Homeownership is down in recent years in the United States (with a recent uptick) and this has affected even among relatively high-income earners:
Families such as the Bauerles who want to live in solid middle-class neighborhoods with good schools and reasonable commutes are increasingly renting single-family homes. Taking advantage of this trend, the private-equity firm Blackstone Group Inc., with other investors, launched a business that is now the nation’s largest renter of single-family houses.
The number of households that have inflation-adjusted annual incomes of $100,000 or greater but are renters nearly doubled from 2006 to 2016, according to the Joint Center for Housing Studies of Harvard University.

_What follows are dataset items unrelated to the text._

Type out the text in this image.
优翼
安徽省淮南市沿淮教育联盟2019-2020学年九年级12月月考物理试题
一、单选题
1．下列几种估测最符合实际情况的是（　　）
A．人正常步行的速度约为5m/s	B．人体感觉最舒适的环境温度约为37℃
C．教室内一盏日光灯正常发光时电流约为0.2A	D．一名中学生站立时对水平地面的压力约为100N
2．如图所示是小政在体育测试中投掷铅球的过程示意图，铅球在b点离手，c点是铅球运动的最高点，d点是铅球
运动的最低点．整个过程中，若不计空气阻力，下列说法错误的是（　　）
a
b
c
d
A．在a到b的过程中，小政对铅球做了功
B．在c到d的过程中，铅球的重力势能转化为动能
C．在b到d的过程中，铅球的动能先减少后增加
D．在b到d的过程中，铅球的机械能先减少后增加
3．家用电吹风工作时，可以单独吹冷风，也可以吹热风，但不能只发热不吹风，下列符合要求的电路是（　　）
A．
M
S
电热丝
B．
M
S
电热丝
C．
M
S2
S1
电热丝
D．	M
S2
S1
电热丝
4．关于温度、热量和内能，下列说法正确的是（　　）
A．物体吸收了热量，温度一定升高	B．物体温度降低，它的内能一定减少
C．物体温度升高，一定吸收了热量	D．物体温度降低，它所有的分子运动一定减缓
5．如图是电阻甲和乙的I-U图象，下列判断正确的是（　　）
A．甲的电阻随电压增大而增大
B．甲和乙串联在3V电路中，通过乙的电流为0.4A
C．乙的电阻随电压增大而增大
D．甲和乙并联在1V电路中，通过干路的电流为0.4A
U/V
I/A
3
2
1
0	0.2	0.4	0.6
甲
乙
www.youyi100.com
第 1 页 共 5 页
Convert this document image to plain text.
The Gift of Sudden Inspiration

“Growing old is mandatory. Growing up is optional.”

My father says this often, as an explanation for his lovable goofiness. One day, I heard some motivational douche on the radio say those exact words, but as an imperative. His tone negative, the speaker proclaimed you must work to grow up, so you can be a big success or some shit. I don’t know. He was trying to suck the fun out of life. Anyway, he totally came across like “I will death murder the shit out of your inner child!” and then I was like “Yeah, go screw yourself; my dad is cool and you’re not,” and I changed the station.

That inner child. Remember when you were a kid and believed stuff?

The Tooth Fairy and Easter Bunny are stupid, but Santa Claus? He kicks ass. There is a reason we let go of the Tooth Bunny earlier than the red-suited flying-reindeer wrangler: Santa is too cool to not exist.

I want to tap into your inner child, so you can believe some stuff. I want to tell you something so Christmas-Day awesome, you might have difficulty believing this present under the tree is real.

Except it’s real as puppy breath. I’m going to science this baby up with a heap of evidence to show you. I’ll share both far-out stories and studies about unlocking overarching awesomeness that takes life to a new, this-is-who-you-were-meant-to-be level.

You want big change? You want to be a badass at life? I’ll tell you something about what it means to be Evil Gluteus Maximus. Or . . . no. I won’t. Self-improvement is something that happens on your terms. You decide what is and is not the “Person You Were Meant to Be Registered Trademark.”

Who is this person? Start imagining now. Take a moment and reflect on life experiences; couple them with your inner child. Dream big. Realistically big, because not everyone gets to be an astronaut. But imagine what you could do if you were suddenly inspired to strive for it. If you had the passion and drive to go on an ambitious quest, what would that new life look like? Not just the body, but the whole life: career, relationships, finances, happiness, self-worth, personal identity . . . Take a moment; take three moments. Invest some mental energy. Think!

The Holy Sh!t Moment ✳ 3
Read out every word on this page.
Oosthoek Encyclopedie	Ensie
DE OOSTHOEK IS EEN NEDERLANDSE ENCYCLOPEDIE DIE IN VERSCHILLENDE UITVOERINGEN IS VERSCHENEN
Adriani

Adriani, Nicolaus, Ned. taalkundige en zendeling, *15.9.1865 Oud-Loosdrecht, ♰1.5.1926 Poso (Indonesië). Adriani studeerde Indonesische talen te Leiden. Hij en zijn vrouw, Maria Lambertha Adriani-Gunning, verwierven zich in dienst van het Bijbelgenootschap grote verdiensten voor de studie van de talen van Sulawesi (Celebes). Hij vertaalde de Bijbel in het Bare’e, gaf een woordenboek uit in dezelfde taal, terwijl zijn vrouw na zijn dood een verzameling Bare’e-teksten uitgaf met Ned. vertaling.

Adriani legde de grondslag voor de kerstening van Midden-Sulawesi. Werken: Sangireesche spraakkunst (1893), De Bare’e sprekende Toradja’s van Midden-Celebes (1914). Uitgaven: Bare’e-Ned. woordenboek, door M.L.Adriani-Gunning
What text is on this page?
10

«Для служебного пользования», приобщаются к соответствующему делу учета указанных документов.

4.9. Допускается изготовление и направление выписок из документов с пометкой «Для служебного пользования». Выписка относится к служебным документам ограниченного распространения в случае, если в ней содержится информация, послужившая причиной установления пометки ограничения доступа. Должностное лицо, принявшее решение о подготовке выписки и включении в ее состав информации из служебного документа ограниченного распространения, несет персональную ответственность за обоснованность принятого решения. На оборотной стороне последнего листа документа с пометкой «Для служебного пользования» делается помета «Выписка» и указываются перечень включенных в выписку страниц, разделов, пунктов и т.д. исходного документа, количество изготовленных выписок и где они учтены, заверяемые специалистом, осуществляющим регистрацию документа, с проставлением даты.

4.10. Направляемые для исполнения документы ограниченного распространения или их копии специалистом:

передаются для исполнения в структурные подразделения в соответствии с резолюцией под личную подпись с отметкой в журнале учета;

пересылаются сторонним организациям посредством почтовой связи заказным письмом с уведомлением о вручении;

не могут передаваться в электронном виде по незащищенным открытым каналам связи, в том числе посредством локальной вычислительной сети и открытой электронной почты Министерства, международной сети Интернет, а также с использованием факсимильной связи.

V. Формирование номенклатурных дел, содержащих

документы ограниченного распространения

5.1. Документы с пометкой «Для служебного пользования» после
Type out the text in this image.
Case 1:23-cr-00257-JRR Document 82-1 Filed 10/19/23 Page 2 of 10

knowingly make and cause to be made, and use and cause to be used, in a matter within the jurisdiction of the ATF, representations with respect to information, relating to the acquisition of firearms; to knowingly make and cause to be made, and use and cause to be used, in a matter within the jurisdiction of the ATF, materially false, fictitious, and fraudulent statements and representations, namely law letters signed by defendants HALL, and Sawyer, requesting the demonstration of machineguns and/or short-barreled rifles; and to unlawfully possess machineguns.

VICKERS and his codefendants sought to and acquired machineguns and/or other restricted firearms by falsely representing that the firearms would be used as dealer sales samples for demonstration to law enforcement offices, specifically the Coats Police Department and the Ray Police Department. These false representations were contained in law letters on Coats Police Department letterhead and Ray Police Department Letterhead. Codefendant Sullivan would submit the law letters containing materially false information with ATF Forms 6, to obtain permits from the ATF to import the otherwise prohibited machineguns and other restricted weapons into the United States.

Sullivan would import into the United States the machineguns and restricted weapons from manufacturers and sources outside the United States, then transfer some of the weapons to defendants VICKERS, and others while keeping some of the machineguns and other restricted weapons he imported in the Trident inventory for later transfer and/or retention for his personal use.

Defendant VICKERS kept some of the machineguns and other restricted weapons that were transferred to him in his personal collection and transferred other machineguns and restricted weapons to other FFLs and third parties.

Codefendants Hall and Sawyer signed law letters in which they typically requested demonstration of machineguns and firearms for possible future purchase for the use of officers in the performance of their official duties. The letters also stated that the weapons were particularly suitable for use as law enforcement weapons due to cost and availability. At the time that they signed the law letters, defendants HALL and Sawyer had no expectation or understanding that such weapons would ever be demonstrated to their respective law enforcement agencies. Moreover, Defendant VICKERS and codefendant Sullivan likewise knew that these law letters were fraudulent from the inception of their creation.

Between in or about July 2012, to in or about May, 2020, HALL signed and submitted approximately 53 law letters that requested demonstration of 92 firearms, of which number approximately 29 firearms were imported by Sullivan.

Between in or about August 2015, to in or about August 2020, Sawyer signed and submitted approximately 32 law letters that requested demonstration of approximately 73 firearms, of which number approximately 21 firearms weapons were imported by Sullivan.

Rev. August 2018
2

Domonic Purviance, a senior financial specialist at the Federal Reserve Bank of Atlanta, said people earning the median income can no longer afford the median-priced new home, costing $323,000 last year, and barely have the means to buy the median existing home, which now about $278,000.
The overall focus of the article in on the major sources of debt facing middle-class families today: housing, student loans, and cars. Out of this trio, the suggestion is that mortgage debt may come last out of these three. Many believe they need a college education (at least) for decent jobs and to maximize their earnings. A car loan is often a top priority as driving is necessary in many locations. Even if the majority of Americans desire to own a home, they can put that off until later.
Hence, renting is on the rise. This raises two big questions in my mind:
1. It could be interesting to see in the next few decades how upper middle class residents react to not having as easy access to homeownership. Will it turn them off to owning? Will they feel resentment and, if so, who do they think is to blame? Will this change spread to other groups since the upper middle class is one hat others would aspire to?
2. For the middle class and above, renting is often viewed negatively, particularly in wealthier communities. The perception is that renters are less invested in their community and property. If more people of means rent single-family homes instead of own them, could perceptions change?